Henüz gözlerini dahi açmamış, sağdan soldan duyduğu sesleri taklit ederek yardım isteyen, iki katlı tarihi bir Osmanlı evine eklenmiş küçük bir gecekondunun çatı katına terk edilmiş yavru bir kediydi öğrenciliğim. Ana sütü, ana dili, ana sıcaklığı derken bit, pire ve parazitlerle dolu bir dünyanın küf ve meni kokan havasına açıldı gözlerim.

Üniversite yıllarıydı.

Bir gün, Koca Sinan’ın “ustalık dönemi eserim” dediği Selimiye Camii’nden okunan sabah ezanının, sur’a üfleyen diriltici sesiyle garip bir rüyadan uyandım. Rüyamı, şehrin merkezinde yer alan Kadın Hakları Parkı’ndaki, pelerini ve başındaki şapkasıyla bir süper kahramanı andıran Mustafa Kemal heykeline; yağmur yağdığında tüm şehri aşka getiren kokusuyla devasa ıhlamur ağacına ve o ağacın altını sahiplenen, elinde cümbüşü ile beni görünce “Uslan be Halil İbrahim” parçasını çalan, annesinin ırzına geçmeye çalışan itin birini şişleyip uzun yıllar içerde kaldığı için gözlerine zindan karanlığı sinen, 7/24 kafası hoş, bu dünyaya ait olmayan tebessümüyle bana sevgiyle bakan kirli sakallı ağabeye; kaldığım Çingene Mahallesi’nin sakinlerine; mahalle içinde, oralı olmadıkları kapılarına bir künye gibi kazılmış “Besmele” yazılı göçmen Kürtlere; terk edilmiş Yahudi, Rum, Ermeni ve diğer gayrimüslim evlerine; kalbinin üzerine bir mızrak gibi üniversite saplanmış Yahudi mezarlığına; her taşı tarih kokan, camileri, kiliseleri ve viran olmuş koca sinagogu ile bir imparatorluğa başkentlik ettiği her hâlinden belli olan kadim şehrin sokak çocuklarına; içki, sigara ve insan kaçakçılarına ve sokaklarında meyve sineği gibi dolanıp sabahlarken karşılaştığım, dibi kızıl bir alev gibi tüten, kıyıya köşeye rastgele savrulmuş şarap şişelerine anlattım.

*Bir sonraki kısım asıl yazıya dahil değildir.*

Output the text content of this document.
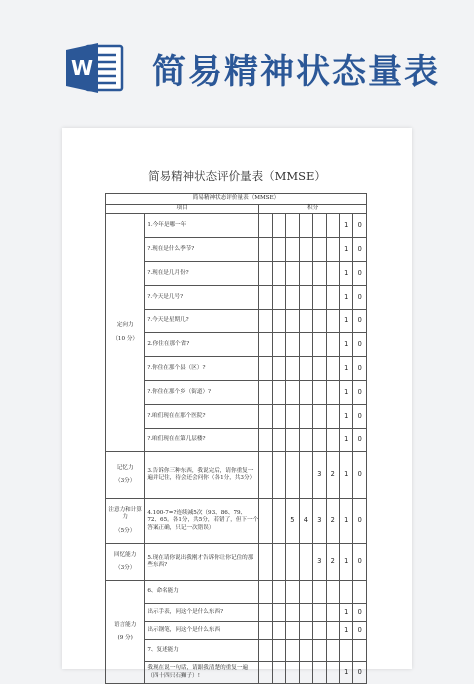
W 简易精神状态量表
简易精神状态评价量表（MMSE）
简易精神状态评价量表（MMSE）									
项目		积分							

定向力
（10 分）	1.今年是哪一年							1	0
	?.现在是什么季节?							1	0
	?.现在是几月份?							1	0
	?.今天是几号?							1	0
	?.今天是星期几?							1	0
	2.你住在那个省?							1	0
	?.你住在那个县（区）?							1	0
	?.你住在那个乡（街道）?							1	0
	?.咱们现在在那个医院?							1	0
	?.咱们现在在第几层楼?							1	0

记忆力
（3分）	3.告诉你三种东西，我说完后，请你重复一遍并记住，待会还会问你（各1分，共3分）					3	2	1	0

注意力和计算力
（5分）	4.100-7=?连续减5次（93、86、79、72、65。各1分，共5分，若错了，但下一个答案正确，只记一次错误）			5	4	3	2	1	0

回忆能力
（3分）	5.现在请你说出我刚才告诉你让你记住的那些东西?					3	2	1	0

语言能力
(9 分)	6、命名能力								
	出示手表，问这个是什么东西?							1	0
	出示钢笔，问这个是什么东西							1	0
	7、复述能力								
	我现在说一句话，请跟我清楚的重复一遍（四十四只石狮子）!							1	0
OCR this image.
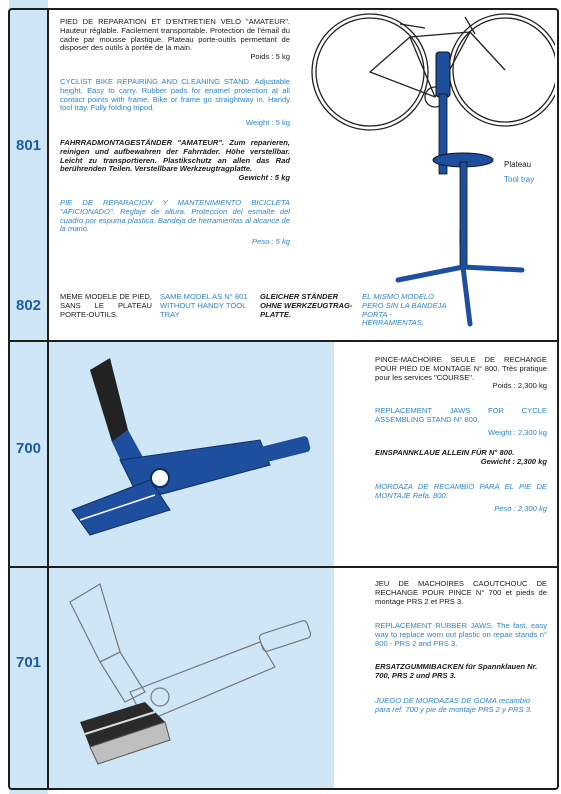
801
802
700
701
PIED DE REPARATION ET D'ENTRETIEN VELO "AMATEUR". Hauteur réglable. Facilement transportable. Protection de l'émail du cadre par mousse plastique. Plateau porte-outils permettant de disposer des outils à portée de la main.
Poids : 5 kg
CYCLIST BIKE REPAIRING AND CLEANING STAND. Adjustable height. Easy to carry. Rubber pads for enamel protection at all contact points with frame. Bike or frame go straightway in. Handy tool tray. Fully folding tripod.
Weight : 5 kg
FAHRRADMONTAGESTÄNDER "AMATEUR". Zum reparieren, reinigen und aufbewahren der Fahrräder. Höhe verstellbar. Leicht zu transportieren. Plastikschutz an allen das Rad berührenden Teilen. Verstellbare Werkzeugtragplatte.
Gewicht : 5 kg
PIE DE REPARACION Y MANTENIMIENTO BICICLETA "AFICIONADO". Reglaje de altura. Proteccion del esmalte del cuadro por espuma plastica. Bandeja de herramientas al alcance de la mano.
Peso : 5 kg
MEME MODELE DE PIED, SANS LE PLATEAU PORTE-OUTILS.
SAME MODEL AS N° 801 WITHOUT HANDY TOOL TRAY
GLEICHER STÄNDER OHNE WERKZEUGTRAG-PLATTE.
EL MISMO MODELO PERO SIN LA BANDEJA PORTA - HERRAMIENTAS.
Plateau
Tool tray
PINCE-MACHOIRE SEULE DE RECHANGE POUR PIED DE MONTAGE N° 800. Très pratique pour les services "COURSE".
Poids : 2,300 kg
REPLACEMENT JAWS FOR CYCLE ASSEMBLING STAND N° 800.
Weight : 2,300 kg
EINSPANNKLAUE ALLEIN FÜR N° 800.
Gewicht : 2,300 kg
MORDAZA DE RECAMBIO PARA EL PIE DE MONTAJE Refa. 800.
Peso : 2,300 kg
JEU DE MACHOIRES CAOUTCHOUC DE RECHANGE POUR PINCE N° 700 et pieds de montage PRS 2 et PRS 3.
REPLACEMENT RUBBER JAWS. The fast, easy way to replace worn out plastic on repair stands n° 800 - PRS 2 and PRS 3.
ERSATZGUMMIBACKEN für Spannklauen Nr. 700, PRS 2 und PRS 3.
JUEGO DE MORDAZAS DE GOMA recambio para ref. 700 y pie de montaje PRS 2 y PRS 3.
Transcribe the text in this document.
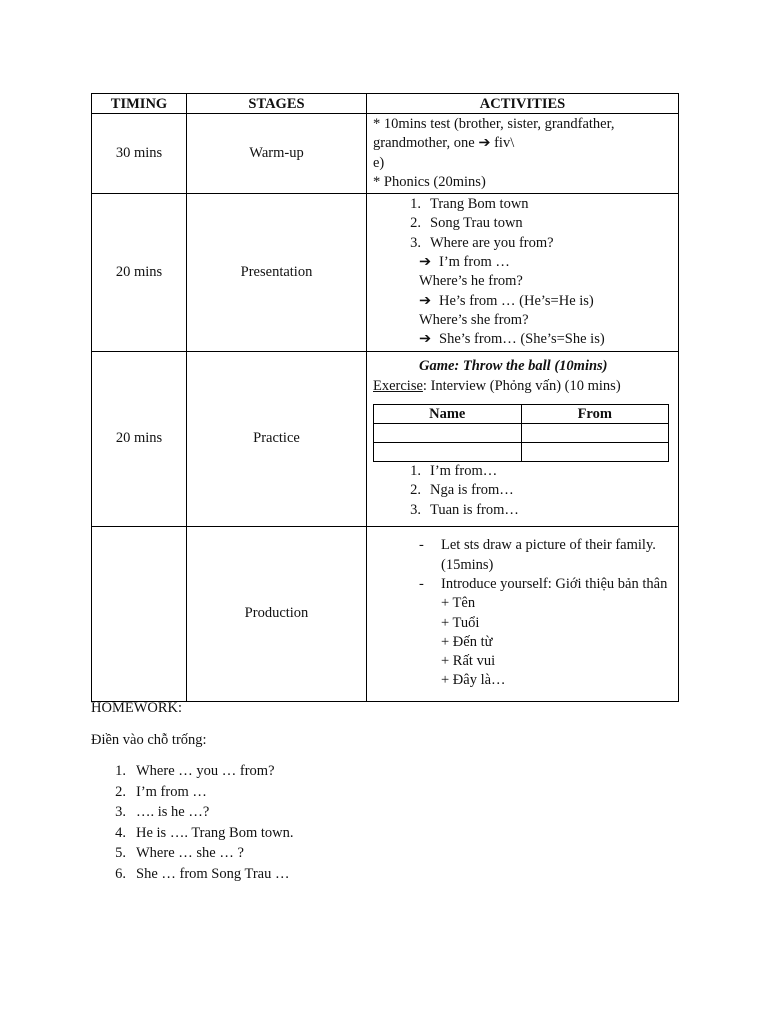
TIMING	STAGES	ACTIVITIES
30 mins	Warm-up	
* 10mins test (brother, sister, grandfather,
grandmother, one ➔ fiv\
e)
* Phonics (20mins)

20 mins	Presentation	
1. Trang Bom town
2. Song Trau town
3. Where are you from?
➔ I’m from …
Where’s he from?
➔ He’s from … (He’s=He is)
Where’s she from?
➔ She’s from… (She’s=She is)

20 mins	Practice	
Game: Throw the ball (10mins)
Exercise: Interview (Phỏng vấn) (10 mins)
Name	From

1. I’m from…
2. Nga is from…
3. Tuan is from…

	Production	
-	Let sts draw a picture of their family. (15mins)
-	Introduce yourself: Giới thiệu bản thân
+ Tên
+ Tuổi
+ Đến từ
+ Rất vui
+ Đây là…
HOMEWORK:
Điền vào chỗ trống:
1. Where … you … from?
2. I’m from …
3. …. is he …?
4. He is …. Trang Bom town.
5. Where … she … ?
6. She … from Song Trau …
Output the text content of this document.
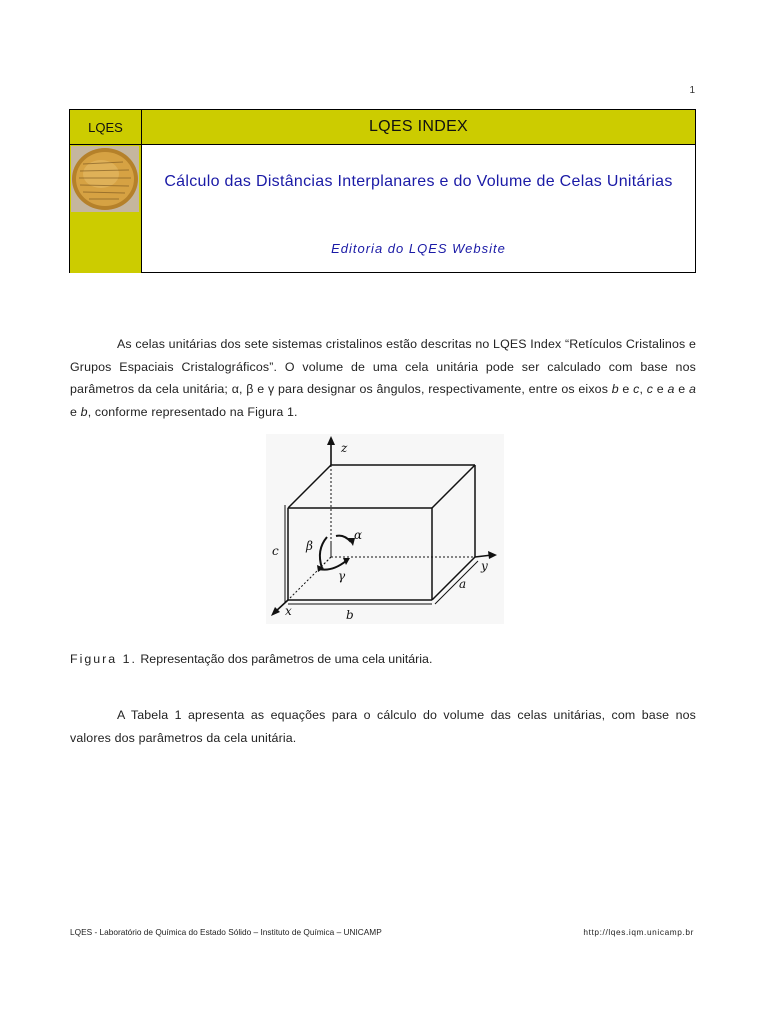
1
LQES	LQES INDEX
Cálculo das Distâncias Interplanares e do Volume de Celas Unitárias
Editoria do LQES Website

As celas unitárias dos sete sistemas cristalinos estão descritas no LQES Index “Retículos Cristalinos e Grupos Espaciais Cristalográficos”. O volume de uma cela unitária pode ser calculado com base nos parâmetros da cela unitária; α, β e γ para designar os ângulos, respectivamente, entre os eixos b e c, c e a e a e b, conforme representado na Figura 1.

z
y
x
a
b
c
α
β
γ
Figura 1. Representação dos parâmetros de uma cela unitária.

A Tabela 1 apresenta as equações para o cálculo do volume das celas unitárias, com base nos valores dos parâmetros da cela unitária.

LQES - Laboratório de Química do Estado Sólido – Instituto de Química – UNICAMP	http://lqes.iqm.unicamp.br
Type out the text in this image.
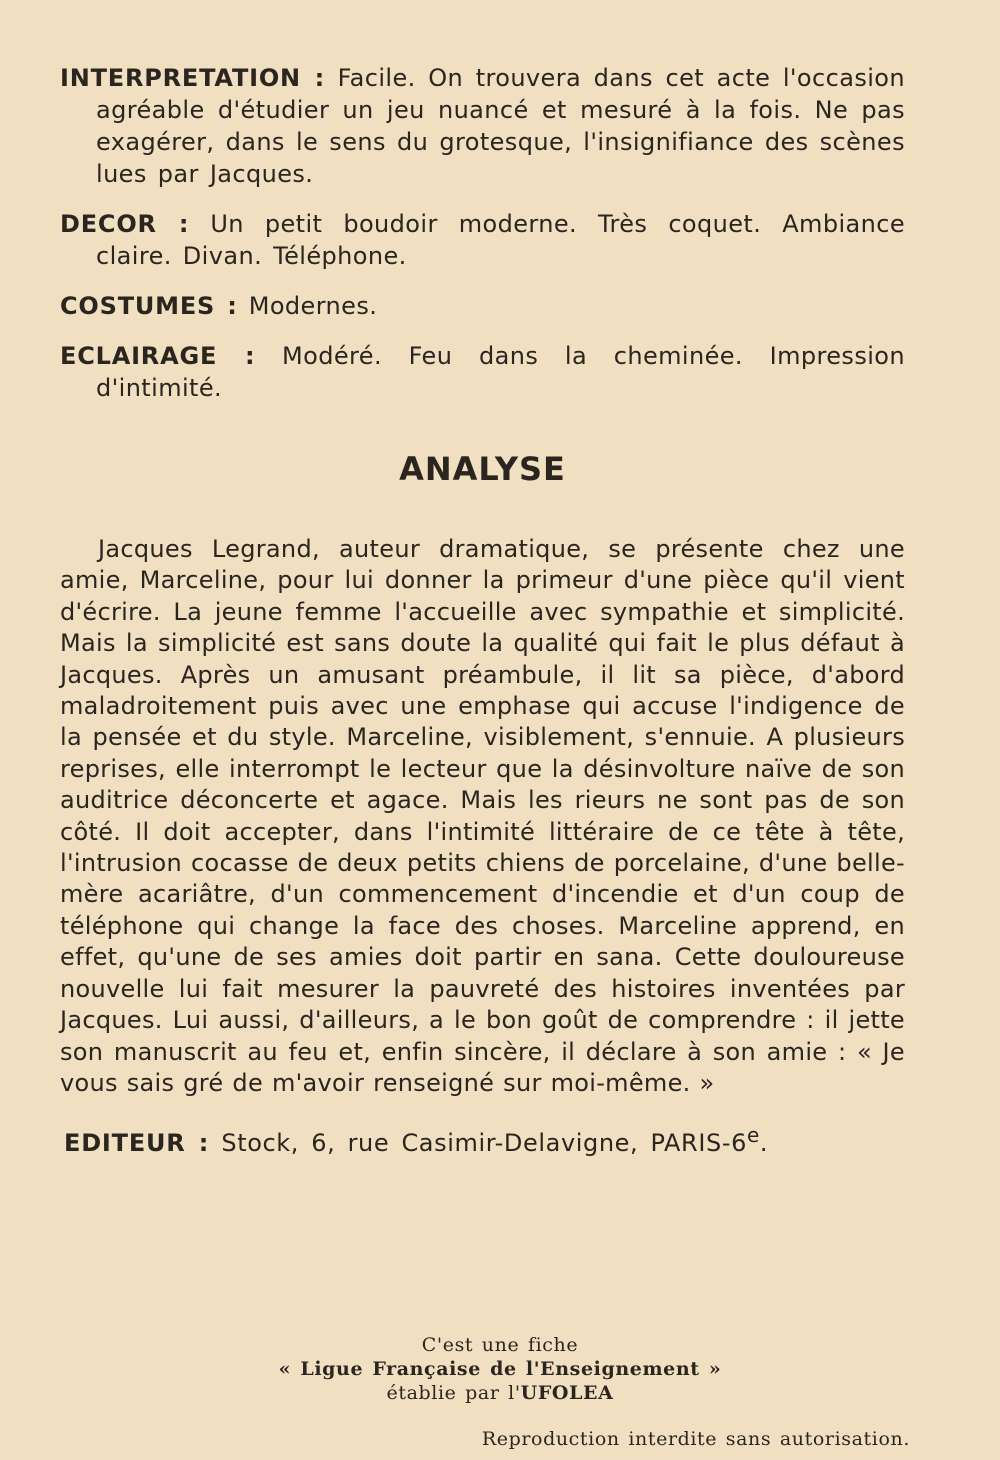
INTERPRETATION : Facile. On trouvera dans cet acte l'occasion agréable d'étudier un jeu nuancé et mesuré à la fois. Ne pas exagérer, dans le sens du grotesque, l'insignifiance des scènes lues par Jacques.

DECOR : Un petit boudoir moderne. Très coquet. Ambiance claire. Divan. Téléphone.

COSTUMES : Modernes.

ECLAIRAGE : Modéré. Feu dans la cheminée. Impression d'intimité.

ANALYSE

Jacques Legrand, auteur dramatique, se présente chez une amie, Marceline, pour lui donner la primeur d'une pièce qu'il vient d'écrire. La jeune femme l'accueille avec sympathie et simplicité. Mais la simplicité est sans doute la qualité qui fait le plus défaut à Jacques. Après un amusant préambule, il lit sa pièce, d'abord maladroitement puis avec une emphase qui accuse l'indigence de la pensée et du style. Marceline, visiblement, s'ennuie. A plusieurs reprises, elle interrompt le lecteur que la désinvolture naïve de son auditrice déconcerte et agace. Mais les rieurs ne sont pas de son côté. Il doit accepter, dans l'intimité littéraire de ce tête à tête, l'intrusion cocasse de deux petits chiens de porcelaine, d'une belle-mère acariâtre, d'un commencement d'incendie et d'un coup de téléphone qui change la face des choses. Marceline apprend, en effet, qu'une de ses amies doit partir en sana. Cette douloureuse nouvelle lui fait mesurer la pauvreté des histoires inventées par Jacques. Lui aussi, d'ailleurs, a le bon goût de comprendre : il jette son manuscrit au feu et, enfin sincère, il déclare à son amie : « Je vous sais gré de m'avoir renseigné sur moi-même. »

EDITEUR : Stock, 6, rue Casimir-Delavigne, PARIS-6e.

C'est une fiche
« Ligue Française de l'Enseignement »
établie par l'UFOLEA
Reproduction interdite sans autorisation.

Ancak nafile… Ne yaptım, ne ettiysem beni tatmin edip huzura kavuşturan bir tabir bulamadım.

Konuşulamayan diller, dokunulamayan kadınlar, içilemeyen şaraplar, söylenemeyen türküler, sahibi olunamayan bayraklar, pankartlar, ideolojiler hep bir gelgitler, hep bir (Med ve Cezîr)ler ile düşler alemine yol oluyor, uyanınca da bedeni pislik içerisinde buluyor, leş gibi bir dünyanın sokaklarında koşturuyordum.

Arada, alır şarabımı Meriç Nehri kenarının değişmez müdavimleri, kurtarıcıları/Mesihleri olan, Baba Fingo’nun sudan çıkışını bekleyen ve bu yüzden de dünyanın her köşe bucağında dere ve nehir kenarlarında yuva kuran Karaçilerin (çingeneler) yanına gider, onlarla sabahlardım.

İşte böylesi bir gecenin sabahı eve dönüş yolunda, Meriç Nehri üzerine kurulmuş tarihi köprüye ve köprünün orta yerine yerleştirilen, padişahların Meriç Nehri’ne bakarak gün doğumunu ve gün batımını izleyip kendilerinden geçtikleri, önü açık, üzeri kapalı ve türlü türlü renkli resimlerin yer aldığı işlemeli taht gibi mermer koltuğun üzerine oturup ışığın nehre vuran yansımasına kendimi bıraktım.

İşte o gün ben, ömrümün en büyük, en sancılı, en müthiş doğumuna tanık oldum. Işığın, karanlığın kulaklarını yırtarak dalga dalga yükselip sessiz çığlıklar atmasına ve birleşerek, adına güneş denen bir nur topunu doğurmasına şahit oldum.

Güneşin bir projeksiyon olup, kısa insanlık tarihini nehrin üzerine serdiği üç, beş belki de yedi saniyelik bir düş…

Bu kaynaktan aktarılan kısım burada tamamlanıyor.